The Mass was held just hours before the terrible events in Las Vegas, which just served to underscore the dangers that our public safety personnel are exposed to in their duty to protect and defend us all.
– – –
I left directly from the Public Safety Mass to head to the Boston Common to join the Massachusetts March for Life, which was already underway. This was an opportunity, on Respect Life Sunday, to witness to the importance of defending human life in all the stages, especially the most vulnerable.
There was a wonderful representation from St. Mary’s in Lynn, Sacred Heart School in Kingston and Immaculate Conception Parish in Revere. We were pleased to see so many young people and families there, as well.
Once again this year, Father Matt Williams served as the emcee of the rally before the March, and during the March helped organize and animate the participants.
The March concluded at the steps that lead from the Boston Common to the State House. There, I had a chance to address the people and give them my blessing.

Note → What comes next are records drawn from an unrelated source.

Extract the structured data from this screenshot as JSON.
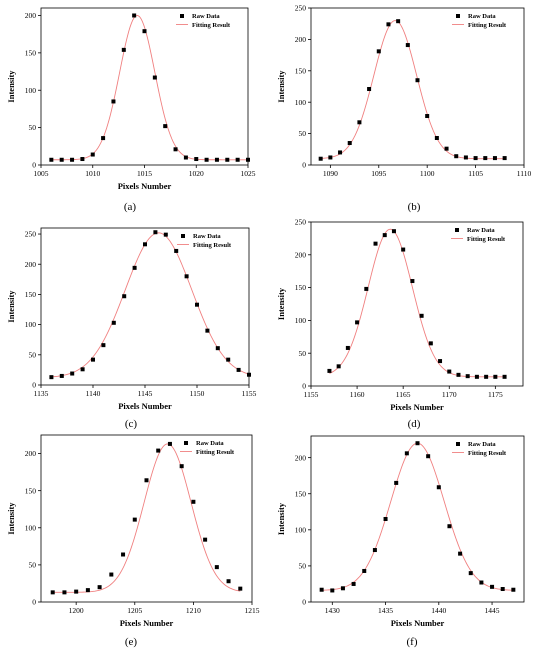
{
  "colors": {
    "points": "#000000",
    "fit": "#f08080",
    "axis": "#000000",
    "background": "#ffffff"
  },
  "chart_data": [
    {
      "panel": "(a)",
      "type": "scatter",
      "xlabel": "Pixels Number",
      "ylabel": "Intensity",
      "xlim": [
        1005,
        1025
      ],
      "ylim": [
        0,
        210
      ],
      "xticks": [
        1005,
        1010,
        1015,
        1020,
        1025
      ],
      "yticks": [
        0,
        50,
        100,
        150,
        200
      ],
      "legend": {
        "placement": "top-right",
        "entries": [
          "Raw Data",
          "Fitting Result"
        ]
      },
      "series": [
        {
          "name": "Raw Data",
          "kind": "points",
          "x": [
            1006,
            1007,
            1008,
            1009,
            1010,
            1011,
            1012,
            1013,
            1014,
            1015,
            1016,
            1017,
            1018,
            1019,
            1020,
            1021,
            1022,
            1023,
            1024,
            1025
          ],
          "y": [
            7,
            7,
            7,
            8,
            14,
            36,
            85,
            154,
            200,
            179,
            117,
            52,
            21,
            10,
            8,
            7,
            7,
            7,
            7,
            7
          ]
        },
        {
          "name": "Fitting Result",
          "kind": "gaussian",
          "base": 7,
          "amp": 193,
          "center": 1014.3,
          "sigma": 1.7,
          "range": [
            1006,
            1025
          ]
        }
      ]
    },
    {
      "panel": "(b)",
      "type": "scatter",
      "xlabel": "",
      "ylabel": "Intensity",
      "xlim": [
        1088,
        1110
      ],
      "ylim": [
        0,
        250
      ],
      "xticks": [
        1090,
        1095,
        1100,
        1105,
        1110
      ],
      "yticks": [
        0,
        50,
        100,
        150,
        200,
        250
      ],
      "legend": {
        "placement": "top-right",
        "entries": [
          "Raw Data",
          "Fitting Result"
        ]
      },
      "series": [
        {
          "name": "Raw Data",
          "kind": "points",
          "x": [
            1089,
            1090,
            1091,
            1092,
            1093,
            1094,
            1095,
            1096,
            1097,
            1098,
            1099,
            1100,
            1101,
            1102,
            1103,
            1104,
            1105,
            1106,
            1107,
            1108
          ],
          "y": [
            10,
            12,
            20,
            35,
            68,
            121,
            181,
            224,
            229,
            191,
            135,
            78,
            43,
            26,
            14,
            12,
            11,
            11,
            11,
            11
          ]
        },
        {
          "name": "Fitting Result",
          "kind": "gaussian",
          "base": 10,
          "amp": 220,
          "center": 1096.7,
          "sigma": 2.2,
          "range": [
            1089,
            1108
          ]
        }
      ]
    },
    {
      "panel": "(c)",
      "type": "scatter",
      "xlabel": "Pixels Number",
      "ylabel": "Intensity",
      "xlim": [
        1135,
        1155
      ],
      "ylim": [
        0,
        260
      ],
      "xticks": [
        1135,
        1140,
        1145,
        1150,
        1155
      ],
      "yticks": [
        0,
        50,
        100,
        150,
        200,
        250
      ],
      "legend": {
        "placement": "top-right",
        "entries": [
          "Raw Data",
          "Fitting Result"
        ]
      },
      "series": [
        {
          "name": "Raw Data",
          "kind": "points",
          "x": [
            1136,
            1137,
            1138,
            1139,
            1140,
            1141,
            1142,
            1143,
            1144,
            1145,
            1146,
            1147,
            1148,
            1149,
            1150,
            1151,
            1152,
            1153,
            1154,
            1155
          ],
          "y": [
            13,
            15,
            19,
            26,
            42,
            66,
            103,
            147,
            194,
            233,
            253,
            249,
            222,
            180,
            133,
            90,
            61,
            42,
            25,
            17
          ]
        },
        {
          "name": "Fitting Result",
          "kind": "gaussian",
          "base": 12,
          "amp": 240,
          "center": 1146.3,
          "sigma": 3.2,
          "range": [
            1136,
            1155
          ]
        }
      ]
    },
    {
      "panel": "(d)",
      "type": "scatter",
      "xlabel": "Pixels Number",
      "ylabel": "Intensity",
      "xlim": [
        1155,
        1178
      ],
      "ylim": [
        0,
        250
      ],
      "xticks": [
        1155,
        1160,
        1165,
        1170,
        1175
      ],
      "yticks": [
        0,
        50,
        100,
        150,
        200,
        250
      ],
      "legend": {
        "placement": "top-right",
        "entries": [
          "Raw Data",
          "Fitting Result"
        ]
      },
      "series": [
        {
          "name": "Raw Data",
          "kind": "points",
          "x": [
            1157,
            1158,
            1159,
            1160,
            1161,
            1162,
            1163,
            1164,
            1165,
            1166,
            1167,
            1168,
            1169,
            1170,
            1171,
            1172,
            1173,
            1174,
            1175,
            1176
          ],
          "y": [
            23,
            30,
            58,
            97,
            148,
            217,
            230,
            236,
            208,
            160,
            107,
            65,
            38,
            22,
            17,
            15,
            14,
            14,
            14,
            14
          ]
        },
        {
          "name": "Fitting Result",
          "kind": "gaussian",
          "base": 14,
          "amp": 225,
          "center": 1163.6,
          "sigma": 2.4,
          "range": [
            1157,
            1176
          ]
        }
      ]
    },
    {
      "panel": "(e)",
      "type": "scatter",
      "xlabel": "Pixels Number",
      "ylabel": "Intensity",
      "xlim": [
        1197,
        1215
      ],
      "ylim": [
        0,
        225
      ],
      "xticks": [
        1200,
        1205,
        1210,
        1215
      ],
      "yticks": [
        0,
        50,
        100,
        150,
        200
      ],
      "legend": {
        "placement": "top-right",
        "entries": [
          "Raw Data",
          "Fitting Result"
        ]
      },
      "series": [
        {
          "name": "Raw Data",
          "kind": "points",
          "x": [
            1198,
            1199,
            1200,
            1201,
            1202,
            1203,
            1204,
            1205,
            1206,
            1207,
            1208,
            1209,
            1210,
            1211,
            1212,
            1213,
            1214
          ],
          "y": [
            13,
            13,
            14,
            16,
            20,
            37,
            64,
            111,
            164,
            204,
            213,
            183,
            135,
            84,
            47,
            28,
            18
          ]
        },
        {
          "name": "Fitting Result",
          "kind": "gaussian",
          "base": 13,
          "amp": 200,
          "center": 1207.8,
          "sigma": 2.0,
          "range": [
            1198,
            1214
          ]
        }
      ]
    },
    {
      "panel": "(f)",
      "type": "scatter",
      "xlabel": "Pixels Number",
      "ylabel": "Intensity",
      "xlim": [
        1428,
        1448
      ],
      "ylim": [
        0,
        230
      ],
      "xticks": [
        1430,
        1435,
        1440,
        1445
      ],
      "yticks": [
        0,
        50,
        100,
        150,
        200
      ],
      "legend": {
        "placement": "top-right",
        "entries": [
          "Raw Data",
          "Fitting Result"
        ]
      },
      "series": [
        {
          "name": "Raw Data",
          "kind": "points",
          "x": [
            1429,
            1430,
            1431,
            1432,
            1433,
            1434,
            1435,
            1436,
            1437,
            1438,
            1439,
            1440,
            1441,
            1442,
            1443,
            1444,
            1445,
            1446,
            1447
          ],
          "y": [
            17,
            16,
            19,
            25,
            43,
            72,
            115,
            165,
            206,
            220,
            202,
            159,
            105,
            67,
            40,
            27,
            21,
            18,
            17
          ]
        },
        {
          "name": "Fitting Result",
          "kind": "gaussian",
          "base": 16,
          "amp": 204,
          "center": 1438.0,
          "sigma": 2.5,
          "range": [
            1429,
            1447
          ]
        }
      ]
    }
  ]
}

This was another opportunity to express the important witness that the Catholic community is called on to give to the preciousness of life and to build a civilization of love. This means creating a community where people care about each other and for each other, so that no child will feel unwanted, no woman in a difficult pregnancy will feel unassisted, and that no elderly person will feel abandoned or a burden because of their infirmities. This is a very important part of the message of the Church, and we’re grateful to all those who came out to witness to it.
– – –
Later that afternoon, I went to visit the Carmelite monastery in Danvers to celebrate Mass for the Feast of St. Therese of Lisieux. It was a beautiful Mass, and the sisters’ chapel was filled to standing room only capacity.
I told the people that very often for this feast day I am in Rome at my titular church, Santa Maria Della Vittoria. There, the major feast day of the year is this very feast because the church is run by the Carmelite Friars in Rome and it is the place where St. Therese came to pray when she was on her pilgrimage to Rome, hoping to get permission from the Pope to enter the carmel before the usual age.
Following the Mass, we had the blessing of the roses, and then I was able to have a meeting with the community.
I was so pleased to see that they’re getting vocations and see the wonderful support of the community for their vocation and their witness.
– – –
Finally, on Monday, I went to Franciscan Children’s Hospital to take part in a press conference announcing a new initiative on mental health. We were joined by Congressman Joseph Kennedy, who’s family was very instrumental in the establishment of Franciscan Children’s so many years ago.
When I arrived, I was greeted by a young man in a wheelchair named Cory, who speaks with the aid of a computer. He is just a joyful exponent of the wonderful work that is being done by Franciscan Children’s.
The Franciscan Children’s is working with McLean Hospital, and now the archdiocese, to help raise awareness of the importance of mental health care. In the archdiocese, this will involve programs to raise awareness in our parishes and schools.
There is such a stigma around the issue of mental health, leading many youth not to seek help, and sadly, in many cases, little help is offered. At Franciscans Children’s, they do great work particularly with children who are experiencing emotional and mental problems. As they pointed out, the second most common cause of death among teenagers is suicide. So, we look forward to doing our part to aid in this very important initiative.